We were also pleased to see the true figures on whiplash cases published. The insurance industry has been talking about the rise in claims, using out of date figures. The report acknowledges the reality: that the number of whiplash claims has fallen over the past year and continues to decline. The data provided in the report also dispels the myth of the whiplash growth- but does evidence an increase in bodily injury claims as a result of road traffic accidents. It also points to an increased awareness of consumer rights to claim using ‘no win- no fee’ as ‘not necessarily being a bad thing’, and indicates that it could be evidence of people exercising their legal rights when it comes to RTA cases.
The committee cautions against raising the lower limit for whiplash claims to £5,000, and we support this stance. Implementing this change would see over 85% of currently legitimate claims unfairly excluded. A fairer approach would be to apply a relevant inflationary adjustment to the £1,000 limit. Our suggestion is to raise the limit to between £1600-1750 using a Compound average rate increase of RPI from the last agreement.
There is a real possibility that if the claims limit increases, victims will choose to represent themselves, and become involved in a ‘David v Goliath’ style battle as they take on the might of an insurance company’s professional legal team. There is a risk of ‘under settlement’ in this process in favour of the insurer as the report alludes to. With the additional cost burden of handling Litigant In Person cases, the already over stretched small claims court and Ministry of Justice will struggle with the overwhelming demands of litigants in person and the associated costs that come with it.

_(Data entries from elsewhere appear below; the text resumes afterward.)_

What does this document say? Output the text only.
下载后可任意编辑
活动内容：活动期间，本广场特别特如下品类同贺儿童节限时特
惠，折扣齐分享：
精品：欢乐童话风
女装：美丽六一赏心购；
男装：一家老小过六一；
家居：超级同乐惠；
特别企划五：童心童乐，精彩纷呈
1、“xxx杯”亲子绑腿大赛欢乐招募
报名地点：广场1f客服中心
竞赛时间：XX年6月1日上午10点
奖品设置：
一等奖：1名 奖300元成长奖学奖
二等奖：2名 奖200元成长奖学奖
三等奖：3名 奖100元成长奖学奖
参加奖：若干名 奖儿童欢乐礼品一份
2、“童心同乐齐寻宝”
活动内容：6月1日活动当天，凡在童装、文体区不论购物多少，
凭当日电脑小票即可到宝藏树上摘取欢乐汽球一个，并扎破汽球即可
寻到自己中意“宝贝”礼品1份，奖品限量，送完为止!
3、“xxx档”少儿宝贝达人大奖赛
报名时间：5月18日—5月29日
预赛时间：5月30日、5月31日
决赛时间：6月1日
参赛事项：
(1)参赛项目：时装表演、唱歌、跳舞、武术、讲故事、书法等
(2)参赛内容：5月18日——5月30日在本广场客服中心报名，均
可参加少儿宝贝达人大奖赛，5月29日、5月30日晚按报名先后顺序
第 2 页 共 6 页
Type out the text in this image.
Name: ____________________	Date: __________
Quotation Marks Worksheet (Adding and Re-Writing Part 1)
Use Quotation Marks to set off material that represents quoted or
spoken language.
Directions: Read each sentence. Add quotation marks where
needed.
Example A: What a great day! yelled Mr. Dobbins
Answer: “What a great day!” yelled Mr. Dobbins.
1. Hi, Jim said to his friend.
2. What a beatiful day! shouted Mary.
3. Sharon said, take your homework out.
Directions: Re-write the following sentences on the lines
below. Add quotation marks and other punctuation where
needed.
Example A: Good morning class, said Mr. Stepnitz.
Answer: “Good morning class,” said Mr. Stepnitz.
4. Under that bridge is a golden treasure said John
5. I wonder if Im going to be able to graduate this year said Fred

The insurance industry has a responsibility to the victims and we are pleased that the Transport Select Committee was critical of the links between insurers and other claims parties. There is a greater need for transparency which cannot be ignored and we hope that procedures can bring these issues to the fore. The Committee was also critical of the fact the insurance industry summit ‘did not include the legal profession’ in the debate.
Innocent victims of road traffic accidents must not be affected by the hyperbole and exaggeration of the insurance industry facts and we support the Committee’s assertion that ‘insurers need to get their house in better order’. We would welcome joint involvement in the creation of a data sharing model that deals with fraudulent claims, thereby driving the cost of premiums down further. We urge the government to follow the committee’s recommendations and not be swayed by emotive language and hyperbole which could adversely affect genuine claimants and Access to Justice.”